This protocol outlines a basic method for extracting genomic DNA from groundnut leaves using a simple and cost-effective approach.
Materials:
* Groundnut leaves (fresh or frozen)
* Liquid nitrogen
* Mortar and pestle
* 1.5 mL microcentrifuge tubes
* 100 mM Tris-HCl (pH 8.0)
* 25 mM EDTA (pH 8.0)
* 1.4 M NaCl
* 10% SDS (sodium dodecyl sulfate)
* Chloroform:isoamyl alcohol (24:1)
* Isopropanol
* 70% ethanol
* RNase A solution (10 mg/mL)
* Spectrophotometer
Procedure:
1. Sample Preparation:
* Collect fresh or frozen groundnut leaves. If using frozen leaves, thaw them at room temperature.
* Weigh approximately 0.1-0.2 g of leaf tissue.
* Place the leaves in a pre-chilled mortar and grind them to a fine powder using liquid nitrogen.
2. Lysis:
* Transfer the powdered leaves to a 1.5 mL microcentrifuge tube.
* Add 500 µL of lysis buffer (100 mM Tris-HCl, pH 8.0, 25 mM EDTA, pH 8.0, 1.4 M NaCl, and 10% SDS).
* Incubate the tube at 65 °C for 30 minutes with occasional gentle shaking. This step breaks down the cell walls and membranes, releasing the DNA.
3. Protein Removal:
* Add 200 µL of chloroform:isoamyl alcohol (24:1) to the tube.
* Shake the tube vigorously for 10 minutes.
* Centrifuge the tube at 10,000 x g for 10 minutes at room temperature. This step separates the solution into three layers: aqueous layer (top), interphase (middle), and organic layer (bottom). The DNA is in the aqueous layer.
4. DNA Precipitation:
* Carefully transfer the aqueous layer to a new 1.5 mL microcentrifuge tube.
* Add 0.5 volume of isopropanol to the tube and mix gently. This will precipitate the DNA out of the solution.
* Incubate the tube at -20 °C for 30 minutes.
* Centrifuge the tube at 10,000 x g for 10 minutes at 4 °C. The DNA pellet will form at the bottom of the tube.
5. Washing and Drying:
* Remove the supernatant and wash the DNA pellet with 500 µL of 70% ethanol.
* Centrifuge the tube at 10,000 x g for 5 minutes at 4 °C.
* Remove the ethanol and air-dry the pellet for 5-10 minutes.
6. Resuspension and RNase Treatment:
* Resuspend the DNA pellet in 50 µL of TE buffer (10 mM Tris-HCl, pH 8.0, 1 mM EDTA, pH 8.0).
* Add 1 µL of RNase A solution (10 mg/mL) to the tube.
* Incubate the tube at 37 °C for 30 minutes to remove any remaining RNA.

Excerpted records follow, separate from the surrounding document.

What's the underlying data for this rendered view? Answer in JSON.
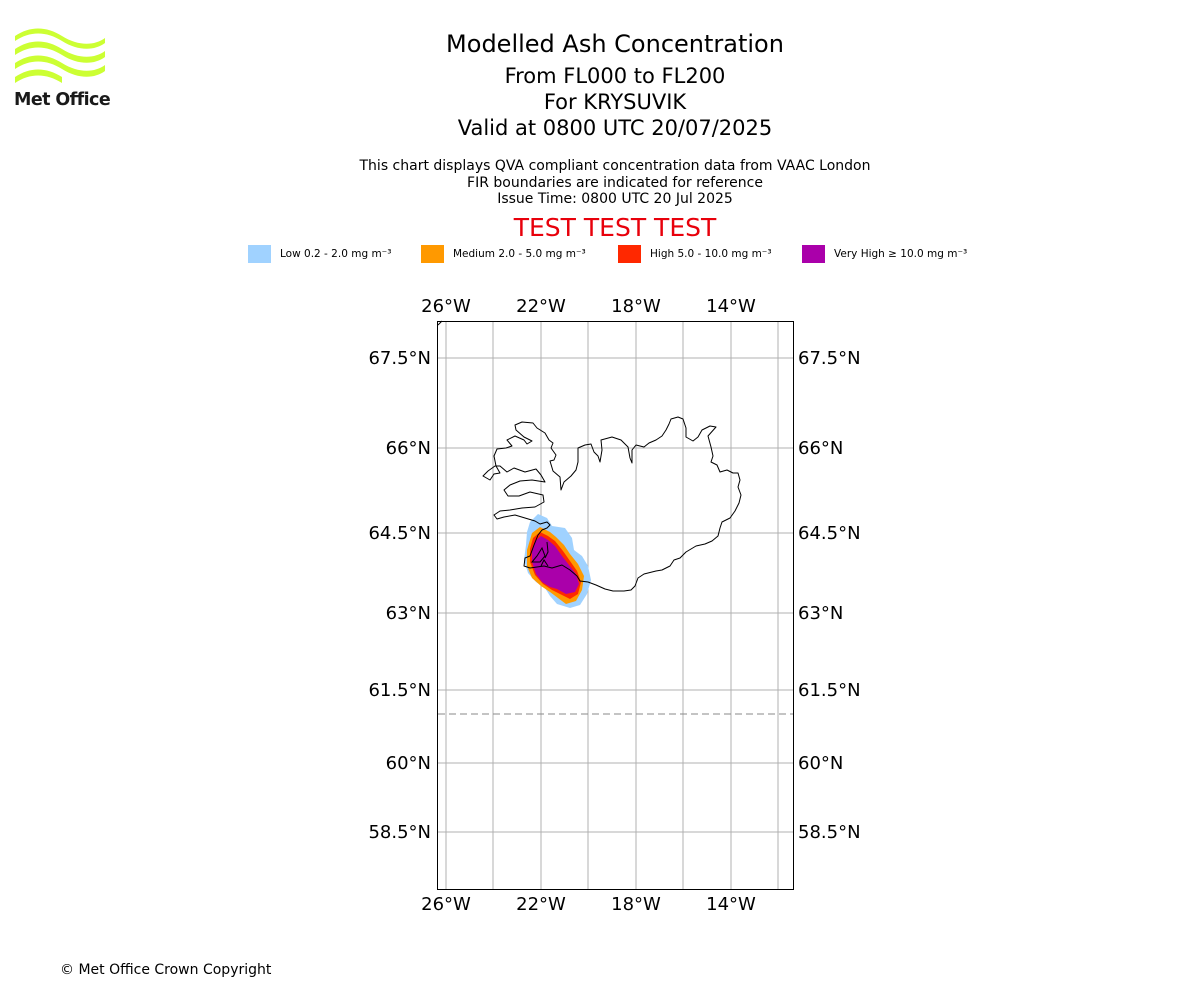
{
  "logo": {
    "text": "Met Office",
    "color": "#ccff33"
  },
  "title": {
    "line1": "Modelled Ash Concentration",
    "line2": "From FL000 to FL200",
    "line3": "For KRYSUVIK",
    "line4": "Valid at 0800 UTC 20/07/2025"
  },
  "subtitle": {
    "line1": "This chart displays QVA compliant concentration data from VAAC London",
    "line2": "FIR boundaries are indicated for reference",
    "line3": "Issue Time: 0800 UTC 20 Jul 2025"
  },
  "banner": {
    "text": "TEST TEST TEST",
    "color": "#e8000b"
  },
  "legend": [
    {
      "label": "Low 0.2 - 2.0 mg m⁻³",
      "color": "#a0d2ff"
    },
    {
      "label": "Medium 2.0 - 5.0 mg m⁻³",
      "color": "#ff9900"
    },
    {
      "label": "High 5.0 - 10.0 mg m⁻³",
      "color": "#ff2800"
    },
    {
      "label": "Very High  ≥  10.0 mg m⁻³",
      "color": "#aa00aa"
    }
  ],
  "map": {
    "lon_ticks": [
      "26°W",
      "22°W",
      "18°W",
      "14°W"
    ],
    "lat_ticks": [
      "67.5°N",
      "66°N",
      "64.5°N",
      "63°N",
      "61.5°N",
      "60°N",
      "58.5°N"
    ]
  },
  "copyright": "© Met Office Crown Copyright"
}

7. DNA Quantification and Quality Check:
* Quantify the extracted DNA using a spectrophotometer at 260 nm and 280 nm wavelengths. The ratio of absorbance at 260 nm/280 nm should be between 1.8 and 2.0, indicating pure DNA.
Notes:
* This protocol is a basic guideline and may need to be adapted based on the specific leaf material and desired quality of the DNA.
* Always wear gloves and lab coats when handling biological samples.
* Ensure all reagents and equipment are sterile to avoid contamination.
* You can also use commercial DNA extraction kits for a more streamlined and efficient process.
Further Applications:
* The isolated genomic DNA can be used for various molecular biology applications, including:
* PCR (polymerase chain reaction)
* DNA sequencing
* Genetic analysis
* Cloning
This protocol provides a simple and cost-effective method for isolating genomic DNA from groundnut leaves, paving the way for various research and applications.